The story of the SA Under-23 team’s recent qualification for next year’s Olympic Games in Japan is incomplete if nothing is mentioned about the team’s unsung heroes.
And among the unheralded is head coach David Notoane’s lieutenant, Kwanele Kopo of SuperSport United.
Kopo, who turned 44 last weekend, has dedicated most of his adult life to youth football development in South Africa And he has been ticking off all the key boxes almost unnoticed.
Besides being part of the technical team that spearheaded the qualification for the Tokyo Olympics during the CAF Under-23 Afcon tournament in Egypt last month, before then Kopo was assistant to Molefi Ntseki when they guided the Under-17 to their maiden World Cup qualification in 2015.
Kopo switched to coaching after his small physique stood in the way of his aspirations to become a professional footballer.
This week he recalled how he was rejected by coaches due to his unimposing size. He said he was told “you’re too small” each time he tried his luck at some of the local clubs, among them Moroka Swallows and the now defunct Mahwelereng Real Rovers.
As a result, he was confined to a reserve team player at Wits University FC – before it was renamed Bidvest Wits – until an Achilles injury forced him to quit playing. He was only 24 years old.
It was a huge setback for Kopo, considering that he had made the great trek from his hometown of Uitenhage in the Eastern Cape in 1994 to “study and pursue football” while studying law at Wits University.
Kopo, who rose through the university’s inter-res football tournaments, grabbed the opportunities that opened up later when former Wits head coach John Lathan introduced him to administration in the club.
Lathan, who arrived in South Africa from England in the 1980s, had his office littered with coaching study material from the English Football Association.
The documents were so useful for Kopo that he developed an interest in coaching.
“It’s funny that I started coaching the Wits University women’s team at the res, then the provincial women’s teams until I became the national students’ team coach,” recalled Kopo, who was later recruited by SuperSport to start its youth academy during the 2000/2001 season.
Among his prominent first recruits were former Orlando Pirates captain Benson Mhlongo and Daine Klate, another former Bucs and SuperSport player who went on to become one of the PSL’s most decorated footballers, bagging six league titles with three clubs.
Kopo wished the same for the current generation.
“From a development perspective, when I look at the best achievements, it is these players’ progress.”
He goes a long way back with most of the Under-23 players who did duty at the youth Afcon – the likes of goalkeeper Mondli Mpoto, Athenkosi Dlala and Katleho Mohamme – who all came through the SuperSport development ranks.
“The [SuperSport] academy did not only help grow players but coaches as well. I was the academy manager in the morning and the coach of the Under-15s as well as the reserves in the afternoon,” reflected Kopo in an interview this week.

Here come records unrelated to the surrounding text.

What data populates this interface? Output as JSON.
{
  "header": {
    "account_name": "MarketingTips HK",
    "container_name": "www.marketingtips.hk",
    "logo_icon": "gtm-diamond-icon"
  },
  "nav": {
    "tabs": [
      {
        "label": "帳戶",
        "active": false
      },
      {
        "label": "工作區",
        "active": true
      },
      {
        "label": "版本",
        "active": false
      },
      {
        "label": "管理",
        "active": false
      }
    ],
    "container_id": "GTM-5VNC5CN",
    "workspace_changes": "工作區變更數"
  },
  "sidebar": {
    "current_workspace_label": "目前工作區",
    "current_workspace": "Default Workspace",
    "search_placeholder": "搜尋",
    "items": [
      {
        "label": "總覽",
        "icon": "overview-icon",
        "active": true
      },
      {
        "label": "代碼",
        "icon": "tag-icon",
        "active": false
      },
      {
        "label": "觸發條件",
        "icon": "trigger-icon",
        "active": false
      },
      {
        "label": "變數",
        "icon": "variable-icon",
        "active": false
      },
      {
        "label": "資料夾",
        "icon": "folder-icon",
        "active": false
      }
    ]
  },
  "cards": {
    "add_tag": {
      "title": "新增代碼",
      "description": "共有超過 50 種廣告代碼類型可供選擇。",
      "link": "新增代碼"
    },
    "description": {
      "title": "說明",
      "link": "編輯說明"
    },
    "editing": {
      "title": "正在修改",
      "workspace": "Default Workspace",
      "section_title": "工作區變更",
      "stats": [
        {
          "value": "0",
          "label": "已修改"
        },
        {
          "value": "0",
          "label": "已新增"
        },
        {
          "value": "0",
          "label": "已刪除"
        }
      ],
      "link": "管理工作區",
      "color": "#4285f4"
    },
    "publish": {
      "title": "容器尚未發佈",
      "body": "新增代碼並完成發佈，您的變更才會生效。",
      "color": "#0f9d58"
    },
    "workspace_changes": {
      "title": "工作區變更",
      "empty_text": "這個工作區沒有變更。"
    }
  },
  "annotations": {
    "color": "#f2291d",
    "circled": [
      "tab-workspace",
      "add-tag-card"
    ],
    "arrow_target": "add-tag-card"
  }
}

He has been exposed to international football through SuperSport’s previous partnerships with Dutch club Feyenoord and later English football powerhouse, Tottenham Hotspur.
“From the coaching education point of view, I gained valuable knowledge as well as new ideas. We can’t be ignorant and [we cannot afford] not keep up with what the rest of the world is doing. So I consider myself a product of South Africa and international club coaching,” added the Safa Pro-Licence coaching badge holder.
At SuperSport, Kopo learnt the ropes of senior team coaching as an understudy to various head coaches, among them Pitso Mosimane, Stuart Baxter, Cavin Johnson, Gavin Hunt and the current tactician Kaitano Tembo. It is this kind of experience at club level as well as with local youth, that made Kopo the obvious choice to assist Notoane with the Under-23s.
Kopo is hoping for a good ending of the Olympics project.
“Considering that this is the biggest sporting event in the world, it will be a greater achievement if we do well at the Olympics in Tokyo.
“The stage can’t be much bigger [than this] for the players. They have the experience of qualifying for the tournament and competing in it.
“Some of them have been to more than one World Cup and Afcon tournaments. A player such as Kobamelo Kodisang has already played at three World Cups and he’s still 20. It’s unbelievable.”
The Portugal-based striker from Rustenburg in the North West debuted at the global championships with the Under-17s in 2015 and later joined the Under-20s at the 2017 and this year’s World Cups.
As much as Kopo travels the length and breadth of the country – and the world – he still spends quality time with his three daughters and wife.
“I am married to a sportsperson and my family is the support structure that enables me to progress.”